8 words that make you look weak in an email

The global pandemic has changed the way we communicate—not just with our colleagues and loved ones but with clients as well. And as we go more and more online, there are certain rules and etiquette that we need to be aware of in order to come across the way we intend to when conducting business online.

Whether you’re aware of it or not, there are actually many terms and phrases that those very familiar with email etiquette know to avoid. In fact, many cliche, or common phrases may actually make you look weak in an email, rather than confident and courteous.

Looking to improve your perception in your email communications? We’ve rounded up a handful of words and phrases that are known to make you look weak in an email—and exactly what you should be saying instead if you want to come off as confident and self-assured. From avoiding saying you’re sorry to side-stepping certain email cliches, here’s what you should and shouldn’t be saying in your emails.

“I don’t know if you are able to help me…”

According to Kristine Daub, Founder of ByCurated, writing something like, “I don’t know if you can help me,” implies two things. “The first is that you are unsure about whether someone can facilitate a function.

At any level of business, you should have an understanding of the roles of your colleagues, suppliers, customers, etc,” says Daub. “The second thing that it implies is that you are beneath the person you are seeking help from.”

“I just wanted to check in…”

We are often polite when we mean to be direct. If we are expecting a reply and haven’t heard anything, we often use phrases like ‘I’m just emailing to check whether you received my invoice’ or ‘I just wanted to check in to…’

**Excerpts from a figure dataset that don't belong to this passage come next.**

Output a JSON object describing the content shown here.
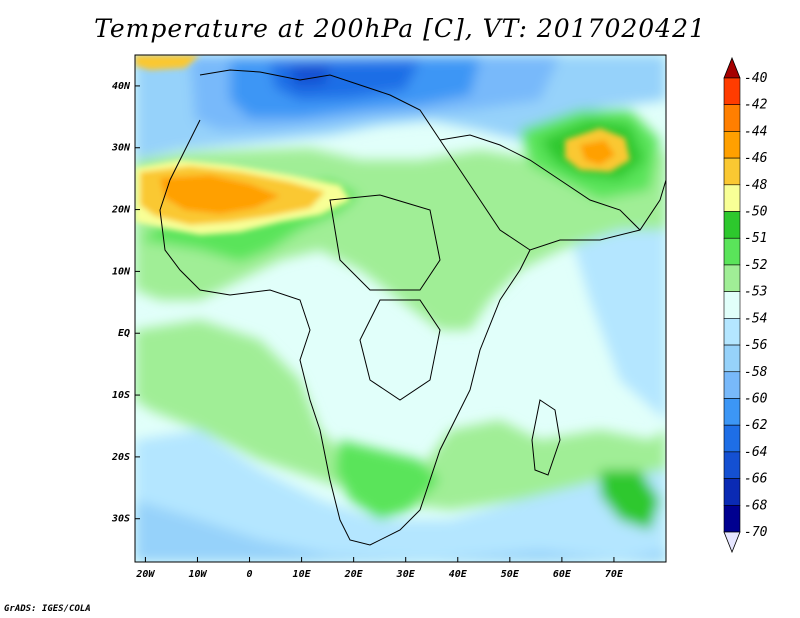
{
  "title": "Temperature at 200hPa [C], VT: 2017020421",
  "credit": "GrADS: IGES/COLA",
  "map": {
    "lat_labels": [
      "40N",
      "30N",
      "20N",
      "10N",
      "EQ",
      "10S",
      "20S",
      "30S"
    ],
    "lat_values": [
      40,
      30,
      20,
      10,
      0,
      -10,
      -20,
      -30
    ],
    "lon_labels": [
      "20W",
      "10W",
      "0",
      "10E",
      "20E",
      "30E",
      "40E",
      "50E",
      "60E",
      "70E"
    ],
    "lon_values": [
      -20,
      -10,
      0,
      10,
      20,
      30,
      40,
      50,
      60,
      70
    ],
    "lon_range": [
      -22,
      80
    ],
    "lat_range": [
      -37,
      45
    ],
    "background_color": "#e1fffa"
  },
  "colorbar": {
    "labels": [
      "-40",
      "-42",
      "-44",
      "-46",
      "-48",
      "-50",
      "-51",
      "-52",
      "-53",
      "-54",
      "-56",
      "-58",
      "-60",
      "-62",
      "-64",
      "-66",
      "-68",
      "-70"
    ],
    "colors": [
      "#a50000",
      "#ff3c00",
      "#ff7f00",
      "#ffa000",
      "#fac832",
      "#f8ff96",
      "#2dc82d",
      "#5ae45a",
      "#a0ee96",
      "#e1fffa",
      "#b4e6ff",
      "#96d2fa",
      "#78b9fa",
      "#3c96f5",
      "#1e6ee6",
      "#1450d2",
      "#0a2ab4",
      "#000090",
      "#e6e6ff"
    ]
  }
}
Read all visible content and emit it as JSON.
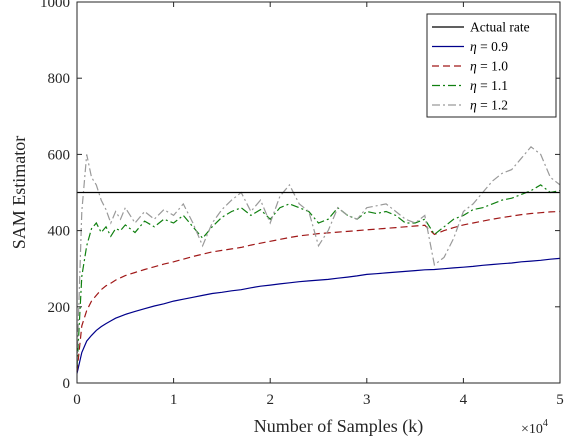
{
  "chart_data": {
    "type": "line",
    "title": "",
    "xlabel": "Number of Samples (k)",
    "ylabel": "SAM Estimator",
    "x_multiplier_base": "×10",
    "x_multiplier_exp": "4",
    "xlim": [
      0,
      5
    ],
    "ylim": [
      0,
      1000
    ],
    "xticks": [
      "0",
      "1",
      "2",
      "3",
      "4",
      "5"
    ],
    "yticks": [
      "0",
      "200",
      "400",
      "600",
      "800",
      "1000"
    ],
    "grid": false,
    "legend_position": "top-right",
    "x": [
      0,
      0.05,
      0.1,
      0.15,
      0.2,
      0.25,
      0.3,
      0.35,
      0.4,
      0.45,
      0.5,
      0.6,
      0.7,
      0.8,
      0.9,
      1.0,
      1.1,
      1.2,
      1.3,
      1.4,
      1.5,
      1.6,
      1.7,
      1.8,
      1.9,
      2.0,
      2.1,
      2.2,
      2.3,
      2.4,
      2.5,
      2.6,
      2.7,
      2.8,
      2.9,
      3.0,
      3.1,
      3.2,
      3.3,
      3.4,
      3.5,
      3.6,
      3.7,
      3.8,
      3.9,
      4.0,
      4.1,
      4.2,
      4.3,
      4.4,
      4.5,
      4.6,
      4.7,
      4.8,
      4.9,
      5.0
    ],
    "series": [
      {
        "name": "Actual rate",
        "color": "#000000",
        "dash": "solid",
        "values": [
          500,
          500,
          500,
          500,
          500,
          500,
          500,
          500,
          500,
          500,
          500,
          500,
          500,
          500,
          500,
          500,
          500,
          500,
          500,
          500,
          500,
          500,
          500,
          500,
          500,
          500,
          500,
          500,
          500,
          500,
          500,
          500,
          500,
          500,
          500,
          500,
          500,
          500,
          500,
          500,
          500,
          500,
          500,
          500,
          500,
          500,
          500,
          500,
          500,
          500,
          500,
          500,
          500,
          500,
          500,
          500
        ]
      },
      {
        "name": "0.9",
        "color": "#00008b",
        "dash": "solid",
        "values": [
          25,
          80,
          110,
          125,
          138,
          148,
          156,
          163,
          170,
          175,
          180,
          188,
          195,
          202,
          208,
          215,
          220,
          225,
          230,
          235,
          238,
          242,
          245,
          250,
          254,
          257,
          260,
          263,
          266,
          268,
          270,
          272,
          275,
          278,
          281,
          285,
          287,
          289,
          291,
          293,
          295,
          297,
          298,
          300,
          302,
          304,
          306,
          309,
          311,
          313,
          315,
          318,
          320,
          322,
          325,
          327
        ]
      },
      {
        "name": "1.0",
        "color": "#a01818",
        "dash": "dashed",
        "values": [
          30,
          150,
          190,
          215,
          230,
          245,
          255,
          262,
          270,
          276,
          282,
          290,
          298,
          305,
          312,
          318,
          325,
          332,
          338,
          344,
          348,
          352,
          356,
          362,
          367,
          372,
          377,
          382,
          386,
          389,
          392,
          394,
          396,
          398,
          400,
          402,
          404,
          406,
          408,
          410,
          412,
          414,
          390,
          400,
          408,
          415,
          420,
          425,
          430,
          434,
          438,
          442,
          445,
          447,
          449,
          450
        ]
      },
      {
        "name": "1.1",
        "color": "#108010",
        "dash": "dashdot",
        "values": [
          40,
          280,
          360,
          405,
          420,
          395,
          410,
          385,
          405,
          400,
          415,
          395,
          425,
          410,
          430,
          420,
          440,
          410,
          380,
          410,
          435,
          450,
          460,
          440,
          455,
          430,
          460,
          470,
          460,
          450,
          420,
          430,
          460,
          440,
          430,
          450,
          445,
          450,
          440,
          420,
          420,
          430,
          390,
          410,
          430,
          440,
          455,
          460,
          470,
          480,
          485,
          495,
          505,
          520,
          500,
          505
        ]
      },
      {
        "name": "1.2",
        "color": "#9a9a9a",
        "dash": "dashdot",
        "values": [
          50,
          450,
          600,
          540,
          520,
          480,
          455,
          420,
          450,
          430,
          460,
          420,
          450,
          430,
          455,
          440,
          470,
          420,
          360,
          420,
          455,
          480,
          500,
          450,
          480,
          420,
          490,
          520,
          470,
          450,
          360,
          400,
          460,
          440,
          430,
          460,
          465,
          470,
          450,
          430,
          420,
          440,
          310,
          330,
          380,
          450,
          470,
          500,
          530,
          550,
          560,
          590,
          620,
          600,
          540,
          520
        ]
      }
    ]
  }
}
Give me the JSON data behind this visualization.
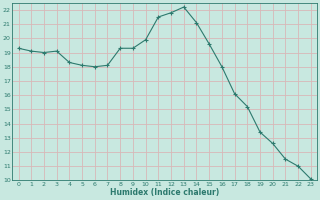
{
  "x": [
    0,
    1,
    2,
    3,
    4,
    5,
    6,
    7,
    8,
    9,
    10,
    11,
    12,
    13,
    14,
    15,
    16,
    17,
    18,
    19,
    20,
    21,
    22,
    23
  ],
  "y": [
    19.3,
    19.1,
    19.0,
    19.1,
    18.3,
    18.1,
    18.0,
    18.1,
    19.3,
    19.3,
    19.9,
    21.5,
    21.8,
    22.2,
    21.1,
    19.6,
    18.0,
    16.1,
    15.2,
    13.4,
    12.6,
    11.5,
    11.0,
    10.1
  ],
  "line_color": "#2d7a6e",
  "marker": "+",
  "marker_color": "#2d7a6e",
  "bg_color": "#c8e8e0",
  "grid_color": "#d8b8b8",
  "tick_color": "#2d7a6e",
  "label_color": "#2d7a6e",
  "xlabel": "Humidex (Indice chaleur)",
  "xlim": [
    -0.5,
    23.5
  ],
  "ylim": [
    10,
    22.5
  ],
  "yticks": [
    10,
    11,
    12,
    13,
    14,
    15,
    16,
    17,
    18,
    19,
    20,
    21,
    22
  ],
  "xticks": [
    0,
    1,
    2,
    3,
    4,
    5,
    6,
    7,
    8,
    9,
    10,
    11,
    12,
    13,
    14,
    15,
    16,
    17,
    18,
    19,
    20,
    21,
    22,
    23
  ]
}
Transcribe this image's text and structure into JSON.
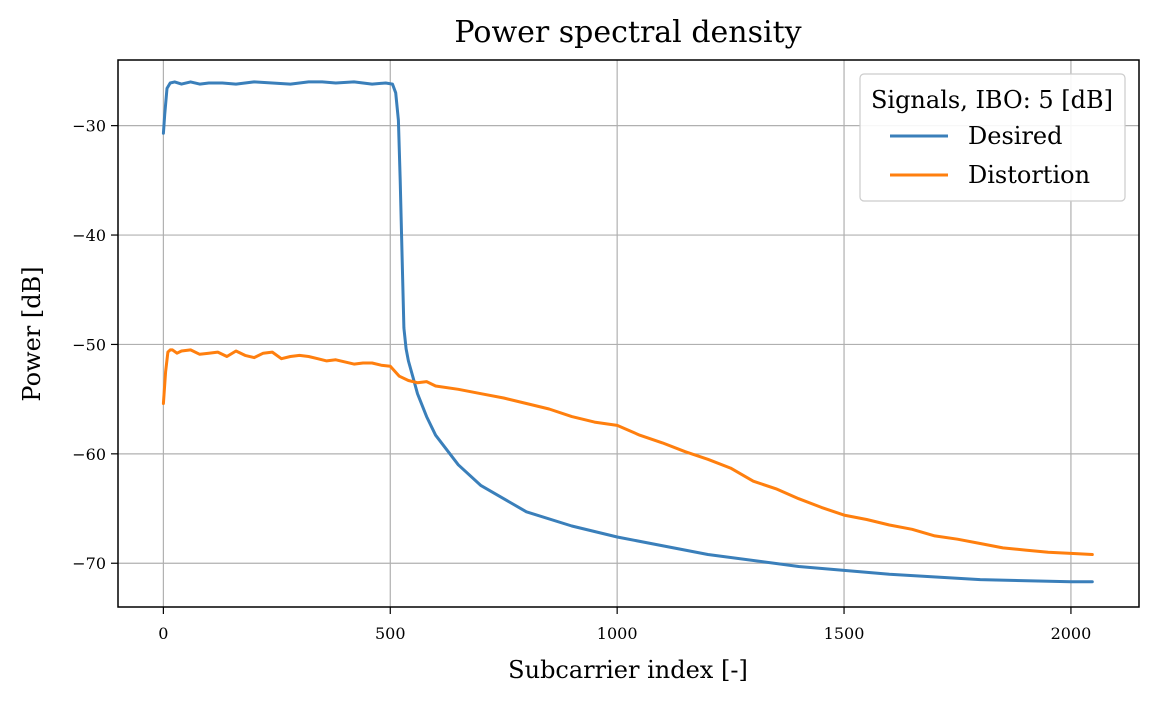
{
  "chart_data": {
    "type": "line",
    "title": "Power spectral density",
    "xlabel": "Subcarrier index [-]",
    "ylabel": "Power [dB]",
    "xlim": [
      -100,
      2150
    ],
    "ylim": [
      -74,
      -24
    ],
    "xticks": [
      0,
      500,
      1000,
      1500,
      2000
    ],
    "xtick_labels": [
      "0",
      "500",
      "1000",
      "1500",
      "2000"
    ],
    "yticks": [
      -70,
      -60,
      -50,
      -40,
      -30
    ],
    "ytick_labels": [
      "−70",
      "−60",
      "−50",
      "−40",
      "−30"
    ],
    "grid": true,
    "legend": {
      "title": "Signals, IBO: 5 [dB]",
      "placement": "top-right",
      "entries": [
        "Desired",
        "Distortion"
      ]
    },
    "series": [
      {
        "name": "Desired",
        "color": "#3a7fba",
        "x": [
          0,
          3,
          8,
          15,
          25,
          40,
          60,
          80,
          100,
          130,
          160,
          200,
          240,
          280,
          320,
          350,
          380,
          420,
          460,
          490,
          505,
          512,
          518,
          522,
          526,
          530,
          535,
          540,
          550,
          560,
          580,
          600,
          650,
          700,
          800,
          900,
          1000,
          1200,
          1400,
          1600,
          1800,
          2000,
          2047
        ],
        "y": [
          -30.7,
          -29.0,
          -26.6,
          -26.1,
          -26.0,
          -26.2,
          -26.0,
          -26.2,
          -26.1,
          -26.1,
          -26.2,
          -26.0,
          -26.1,
          -26.2,
          -26.0,
          -26.0,
          -26.1,
          -26.0,
          -26.2,
          -26.1,
          -26.2,
          -27.0,
          -29.5,
          -35.0,
          -42.0,
          -48.5,
          -50.4,
          -51.5,
          -53.0,
          -54.5,
          -56.6,
          -58.3,
          -61.0,
          -62.9,
          -65.3,
          -66.6,
          -67.6,
          -69.2,
          -70.3,
          -71.0,
          -71.5,
          -71.7,
          -71.7
        ]
      },
      {
        "name": "Distortion",
        "color": "#ff7f0e",
        "x": [
          0,
          5,
          10,
          15,
          20,
          30,
          40,
          60,
          80,
          100,
          120,
          140,
          160,
          180,
          200,
          220,
          240,
          260,
          280,
          300,
          320,
          340,
          360,
          380,
          400,
          420,
          440,
          460,
          480,
          500,
          520,
          540,
          560,
          580,
          600,
          650,
          700,
          750,
          800,
          850,
          900,
          950,
          1000,
          1050,
          1100,
          1150,
          1200,
          1250,
          1300,
          1350,
          1400,
          1450,
          1500,
          1550,
          1600,
          1650,
          1700,
          1750,
          1800,
          1850,
          1900,
          1950,
          2000,
          2047
        ],
        "y": [
          -55.4,
          -52.5,
          -50.7,
          -50.5,
          -50.5,
          -50.8,
          -50.6,
          -50.5,
          -50.9,
          -50.8,
          -50.7,
          -51.1,
          -50.6,
          -51.0,
          -51.2,
          -50.8,
          -50.7,
          -51.3,
          -51.1,
          -51.0,
          -51.1,
          -51.3,
          -51.5,
          -51.4,
          -51.6,
          -51.8,
          -51.7,
          -51.7,
          -51.9,
          -52.0,
          -52.9,
          -53.3,
          -53.5,
          -53.4,
          -53.8,
          -54.1,
          -54.5,
          -54.9,
          -55.4,
          -55.9,
          -56.6,
          -57.1,
          -57.4,
          -58.3,
          -59.0,
          -59.8,
          -60.5,
          -61.3,
          -62.5,
          -63.2,
          -64.1,
          -64.9,
          -65.6,
          -66.0,
          -66.5,
          -66.9,
          -67.5,
          -67.8,
          -68.2,
          -68.6,
          -68.8,
          -69.0,
          -69.1,
          -69.2
        ]
      }
    ]
  }
}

“This makes use appear that we are sorry to bother this person who actually owes us an explanation, instead of coming out and saying ‘you haven’t paid my invoice, please make sure you give it your attention,’” suggests Joe Wilson is the Senior Career Advisor at MintResume.

“I hope this email finds you well.”

“This is a very cliche sentence that you don’t want to use in your emails today. It might sound nice and harmless, but it’s just so overused that it makes you look like a beginner,” explains Candace Helton, Operations Director at Ringspo.  “But of course, you’d still want to communicate empathy!”

Helton suggests trying other phrases such as, ‘hope your week is looking good,’ or ‘the past months may have been challenging for many businesses, but I hope your plans are going well.’ Then proceed with your main point.

“I’m sorry…”

Unless you’ve done something that warrants a sincere apology, don’t say that you’re sorry in your emails. According to Helton, things like ‘sorry for bothering you’ or ‘sorry for the inconvenience’ are pretty weak approaches.

“You’re positioning yourself as the lesser person and you can come off as cynical. You have to respect yourself and assert yourself as part of the team.” Be more confident and try something like ‘when you have the time, I’d very much appreciate your feedback on…’

“Looking forward to hearing from you.”

“This is one of the most commonly used phrases in email, be it a professional or a friendly type of email,” says James Bullard, Founder of SoundFro. “And in our business, we have to be more direct in what we want as we want our intentions to be clear. The same goes for everyone.”

Hence, Bullard suggests directly saying what you want. Instead of saying ‘looking forward to hearing from you,’ say directly what they have to do after reading your email. Say the time you are available for a call, an email response, or a meetup. This would make things easier for both parties.

“My apologies for the late response…”

We often get late email responses and come with them is the generic phrase and if you are one of those individuals who are sending it, you might end up irritating the recipient instead of getting a kind sympathy.

“Instead of this cliche, find a way to show your appreciation,” suggests Daniel Carter, Founder of Zippy Electrics. “For instance, say something like, ‘thanks for waiting and for your patience while I rummage my bombarded inbox.’”

This won’t just resolve your issue of apologizing, but it will also aid you in appreciating the person who would receive your email.

“I feel like…”

Carrying yourself with strength and confidence in writing is something you learn over time, and for anyone willing to be self-critical enough to develop this skill, the first thing they should do, according to Rolf Bax, Chief Human Resources Officer at Resume.io, is eliminate the words ‘I feel’ from their repertoire.

“I have noticed ‘I feel’ has gradually started to replace the much more confident ‘I think’ when conveying an opinion on something, which is unfortunate, because ‘I feel’ qualifies a statement as not only highly subjective, but rooted in emotion–two things that can make you appear weak,” explains Bax.

“Would it be possible…”

According to Nina Jensen, Community Outreach Manager for 8×8, you should never use language that implies insecurity or passivity when writing emails. Phrases like ‘would it be possible…’ or ‘I hate to bother you…’ unnecessarily bloat emails with extra words and undermine the main message you’re trying to send.

“If you’re actually concerned with wasting the time of your colleagues and superiors, you should instead focus on keeping your message as concise and impactful as possible,” says Jensen. “Using stronger, shorter language means you have a higher impact on your reader with fewer words used.”